Andrew Donald Design Engineering (ADDE) has developed the first end-of-line automated palletising system for Australian standard pallets, which incorporates Universal Robots’ UR10 robot to create a collaborative and flexible palletiser.
With most packing operations still finishing with an operator loading a carton onto a pallet manually, ADDE saw an industry need to find a solution which could automate one of the most physically demanding and back injury prone tasks on the production line.
ADDE’s response was to create the Zero Footprint Palletiser (ZFP), which takes no more space than a pallet on the floor and an operator and allows manufacturers to generate greater efficiency and safety across operations, while also enabling employees to work closely in collaboration with the palletiser.
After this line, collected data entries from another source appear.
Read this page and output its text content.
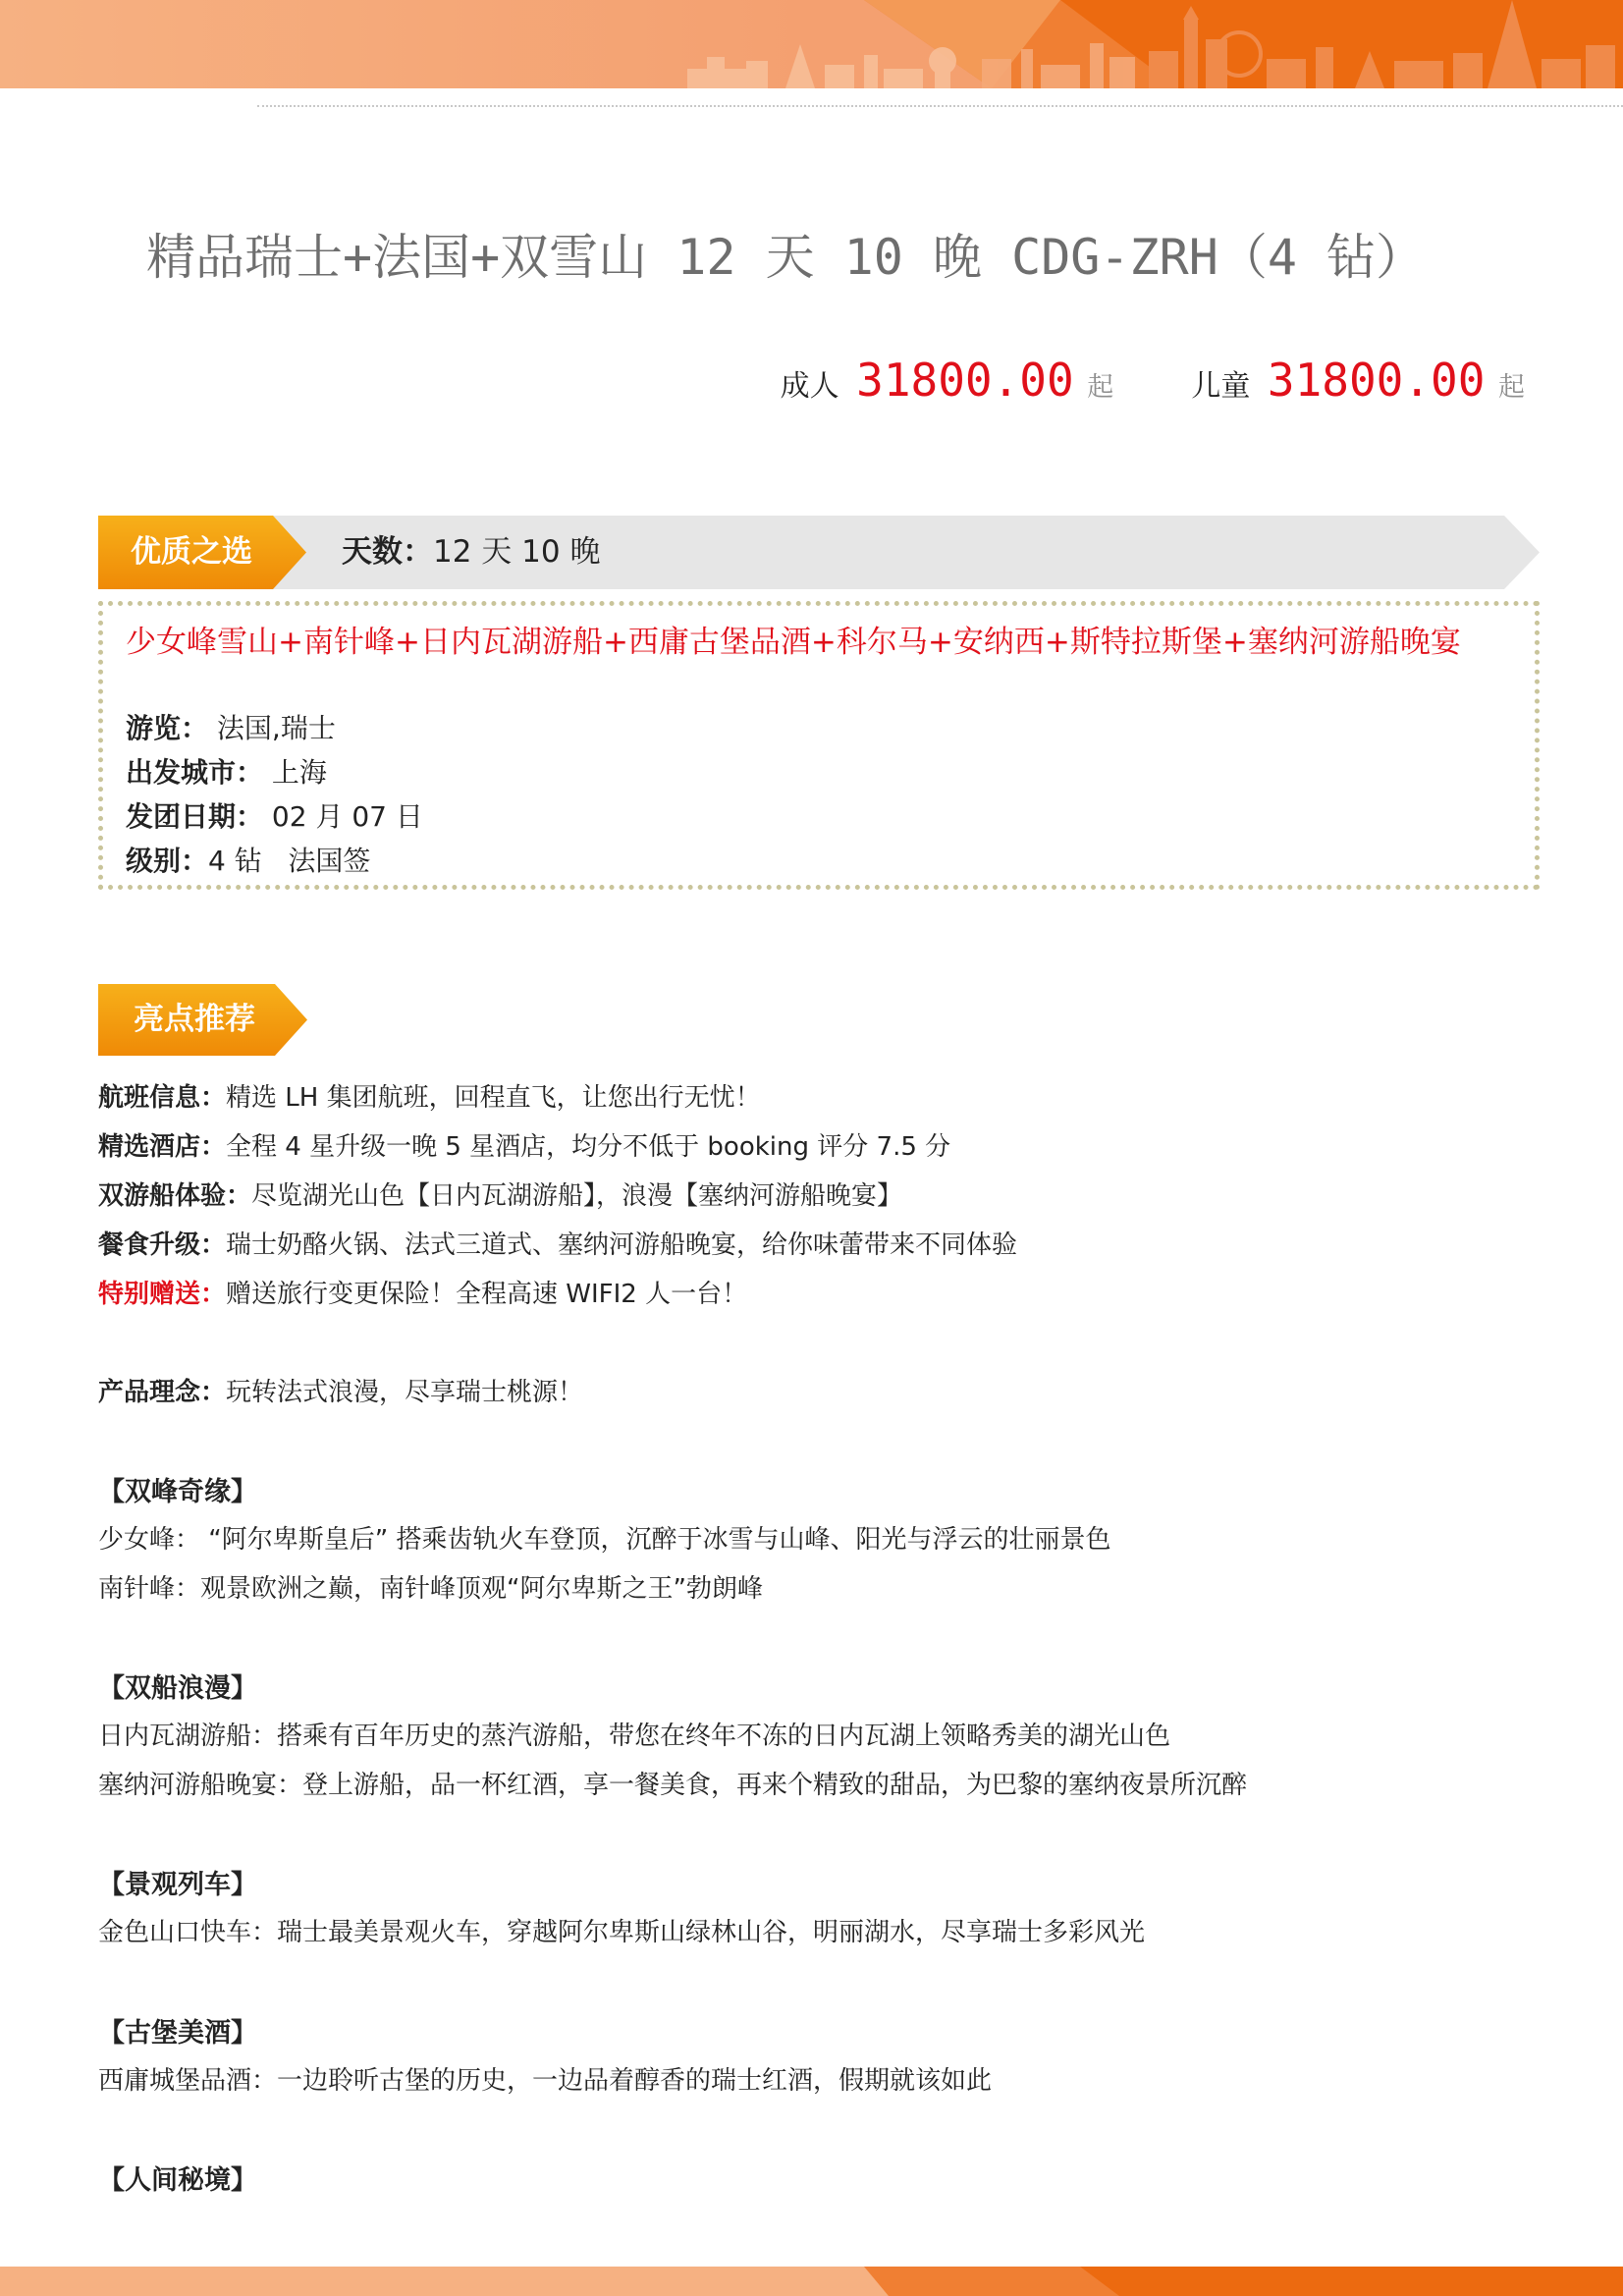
精品瑞士+法国+双雪山 12 天 10 晚 CDG-ZRH（4 钻）
成人 31800.00 起	儿童 31800.00 起
优质之选	天数：12 天 10 晚
少女峰雪山+南针峰+日内瓦湖游船+西庸古堡品酒+科尔马+安纳西+斯特拉斯堡+塞纳河游船晚宴
游览： 法国,瑞士
出发城市： 上海
发团日期： 02 月 07 日
级别：4 钻   法国签
亮点推荐
航班信息：精选 LH 集团航班，回程直飞，让您出行无忧！
精选酒店：全程 4 星升级一晚 5 星酒店，均分不低于 booking 评分 7.5 分
双游船体验：尽览湖光山色【日内瓦湖游船】，浪漫【塞纳河游船晚宴】
餐食升级：瑞士奶酪火锅、法式三道式、塞纳河游船晚宴，给你味蕾带来不同体验
特别赠送：赠送旅行变更保险！全程高速 WIFI2 人一台！
产品理念：玩转法式浪漫，尽享瑞士桃源！
【双峰奇缘】
少女峰： “阿尔卑斯皇后” 搭乘齿轨火车登顶，沉醉于冰雪与山峰、阳光与浮云的壮丽景色
南针峰：观景欧洲之巅，南针峰顶观“阿尔卑斯之王”勃朗峰
【双船浪漫】
日内瓦湖游船：搭乘有百年历史的蒸汽游船，带您在终年不冻的日内瓦湖上领略秀美的湖光山色
塞纳河游船晚宴：登上游船，品一杯红酒，享一餐美食，再来个精致的甜品，为巴黎的塞纳夜景所沉醉
【景观列车】
金色山口快车：瑞士最美景观火车，穿越阿尔卑斯山绿林山谷，明丽湖水，尽享瑞士多彩风光
【古堡美酒】
西庸城堡品酒：一边聆听古堡的历史，一边品着醇香的瑞士红酒，假期就该如此
【人间秘境】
To create the ZFP, ADDE started with a UR10 robot, which can work without safety caging or barriers (subject to a risk assessment) and then added the hardware and software needed to achieve an affordable, minimal footprint and easy-to-deploy solution that can reach an Australian standard pallet.
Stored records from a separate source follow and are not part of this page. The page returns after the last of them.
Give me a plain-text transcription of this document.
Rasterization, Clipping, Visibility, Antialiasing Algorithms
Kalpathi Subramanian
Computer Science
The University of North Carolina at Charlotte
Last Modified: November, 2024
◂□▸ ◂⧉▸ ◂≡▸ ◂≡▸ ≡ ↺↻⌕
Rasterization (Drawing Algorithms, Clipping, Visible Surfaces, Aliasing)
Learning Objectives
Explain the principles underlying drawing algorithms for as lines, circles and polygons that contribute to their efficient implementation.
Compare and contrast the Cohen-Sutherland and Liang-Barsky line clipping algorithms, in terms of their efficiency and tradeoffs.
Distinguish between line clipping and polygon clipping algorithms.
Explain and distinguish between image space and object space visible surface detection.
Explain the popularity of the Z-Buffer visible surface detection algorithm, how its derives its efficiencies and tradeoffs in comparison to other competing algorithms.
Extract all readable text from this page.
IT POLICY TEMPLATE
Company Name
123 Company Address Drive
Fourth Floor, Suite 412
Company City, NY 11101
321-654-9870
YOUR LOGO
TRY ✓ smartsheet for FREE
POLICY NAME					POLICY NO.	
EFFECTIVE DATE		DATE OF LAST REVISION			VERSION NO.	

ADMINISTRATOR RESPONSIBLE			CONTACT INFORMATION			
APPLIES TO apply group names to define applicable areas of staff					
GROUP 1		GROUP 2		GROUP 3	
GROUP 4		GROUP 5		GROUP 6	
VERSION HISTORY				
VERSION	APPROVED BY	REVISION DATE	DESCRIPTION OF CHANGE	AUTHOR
“The intuitive nature of the UR10 provided a great starting point for us to build a flexible, easily programmable solution that takes up minimal factory floor space. The ZFP enables workers to continue to perform production line tasks in collaboration with the robot, while relieving factory staff from the risks of the repetitive task of stacking pallets,” said Barry Hendy, managing director at ADDE.
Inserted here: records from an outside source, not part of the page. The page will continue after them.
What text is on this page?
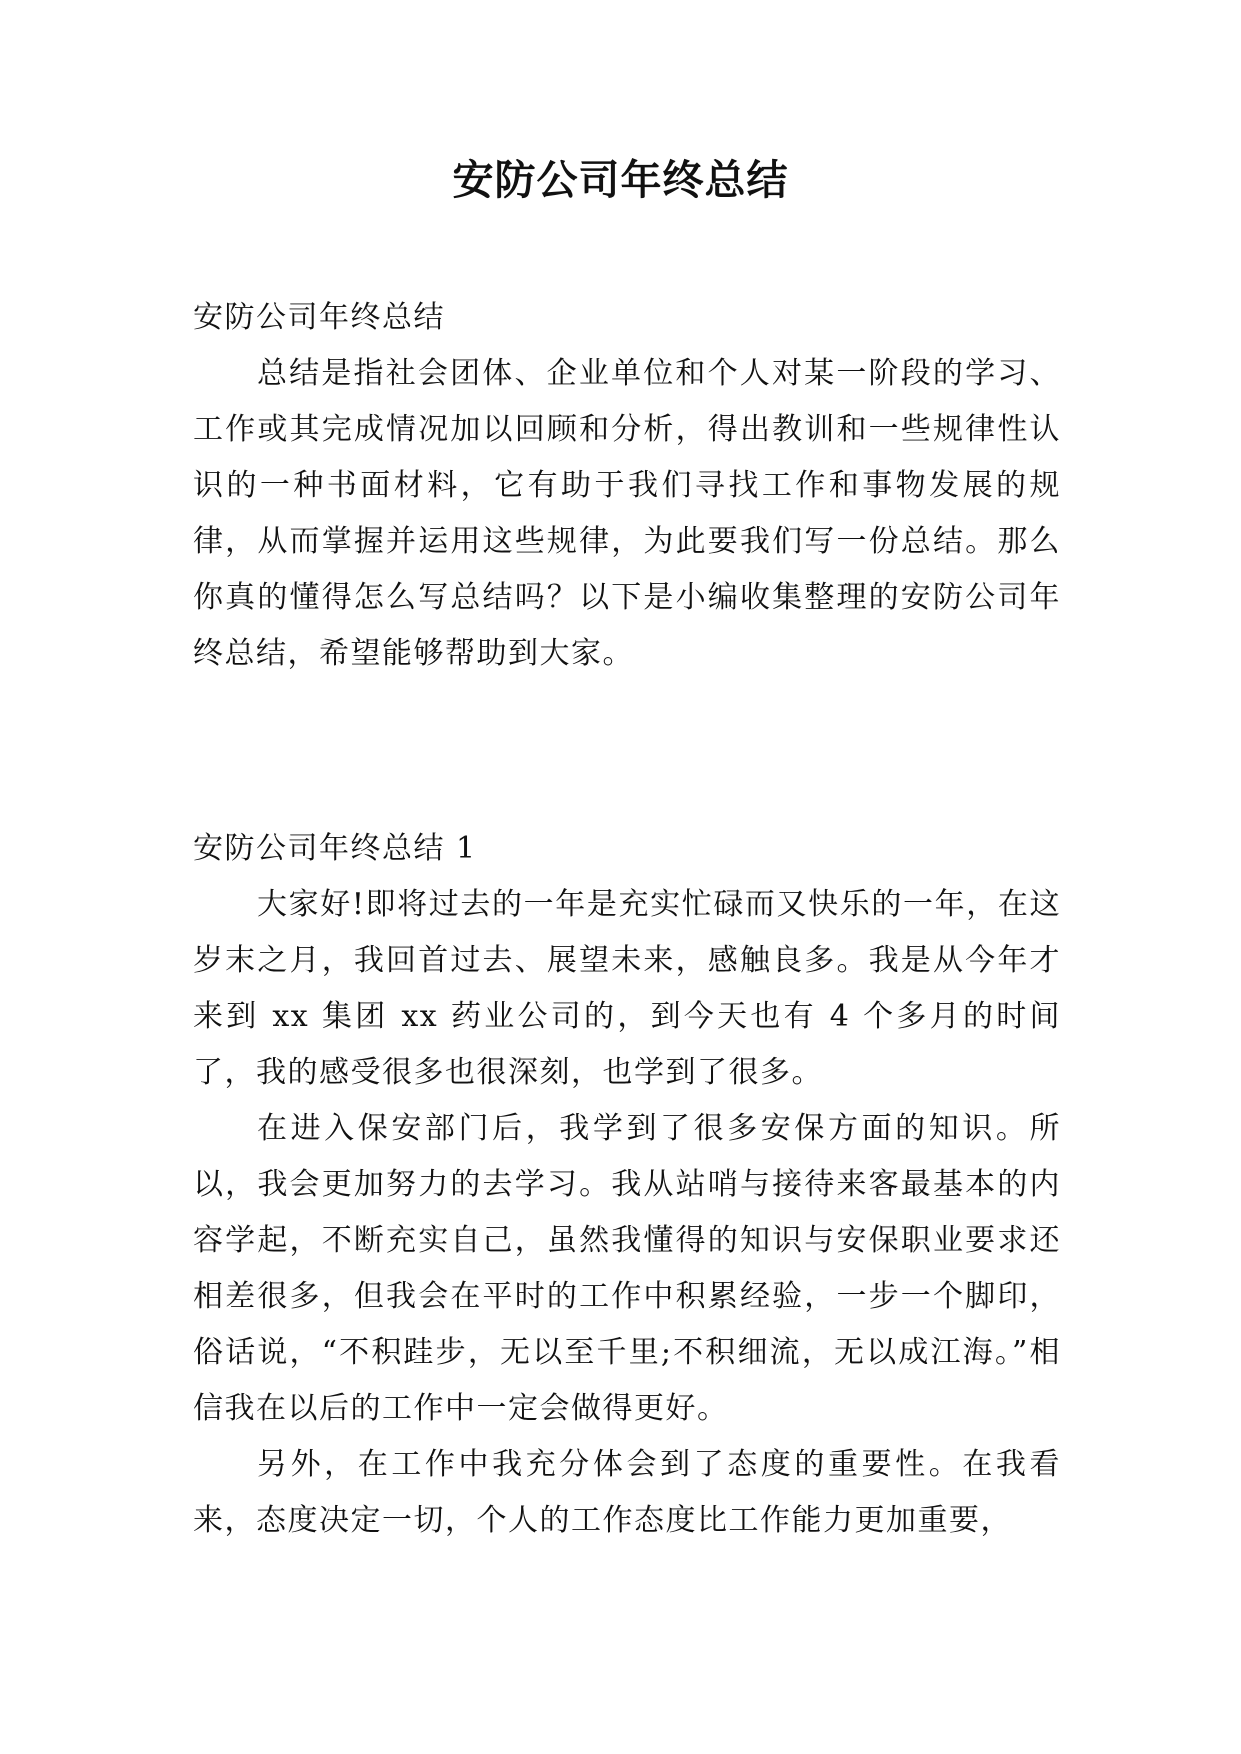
安防公司年终总结
安防公司年终总结

总结是指社会团体、企业单位和个人对某一阶段的学习、工作或其完成情况加以回顾和分析，得出教训和一些规律性认识的一种书面材料，它有助于我们寻找工作和事物发展的规律，从而掌握并运用这些规律，为此要我们写一份总结。那么你真的懂得怎么写总结吗？以下是小编收集整理的安防公司年终总结，希望能够帮助到大家。

安防公司年终总结 1

大家好!即将过去的一年是充实忙碌而又快乐的一年，在这岁末之月，我回首过去、展望未来，感触良多。我是从今年才来到 xx 集团 xx 药业公司的，到今天也有 4 个多月的时间了，我的感受很多也很深刻，也学到了很多。

在进入保安部门后，我学到了很多安保方面的知识。所以，我会更加努力的去学习。我从站哨与接待来客最基本的内容学起，不断充实自己，虽然我懂得的知识与安保职业要求还相差很多，但我会在平时的工作中积累经验，一步一个脚印，俗话说，“不积跬步，无以至千里;不积细流，无以成江海。”相信我在以后的工作中一定会做得更好。

另外，在工作中我充分体会到了态度的重要性。在我看来，态度决定一切，个人的工作态度比工作能力更加重要，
Manually handled palletising can lead to a number of occupational health and safety (OH&S) issues for both manufacturers and their employees. In fact, body stressing, manual handling and musculoskeletal disorders (MSDs) are the most common cause for workers compensation claims in Australia. Many claims are due to muscular stress created by common packing tasks such as lifting, carrying or putting down crates/boxes.
However, beyond the health issues related to manual handling, there are also a number of financial costs involved. In fact, according to a 2016 research report from the Institute of Safety, Compensation and Recovery, MSDs accounted for 59.5 per cent of the $61.8 billion that work-related injuries cost the Australian economy in 2012-2013.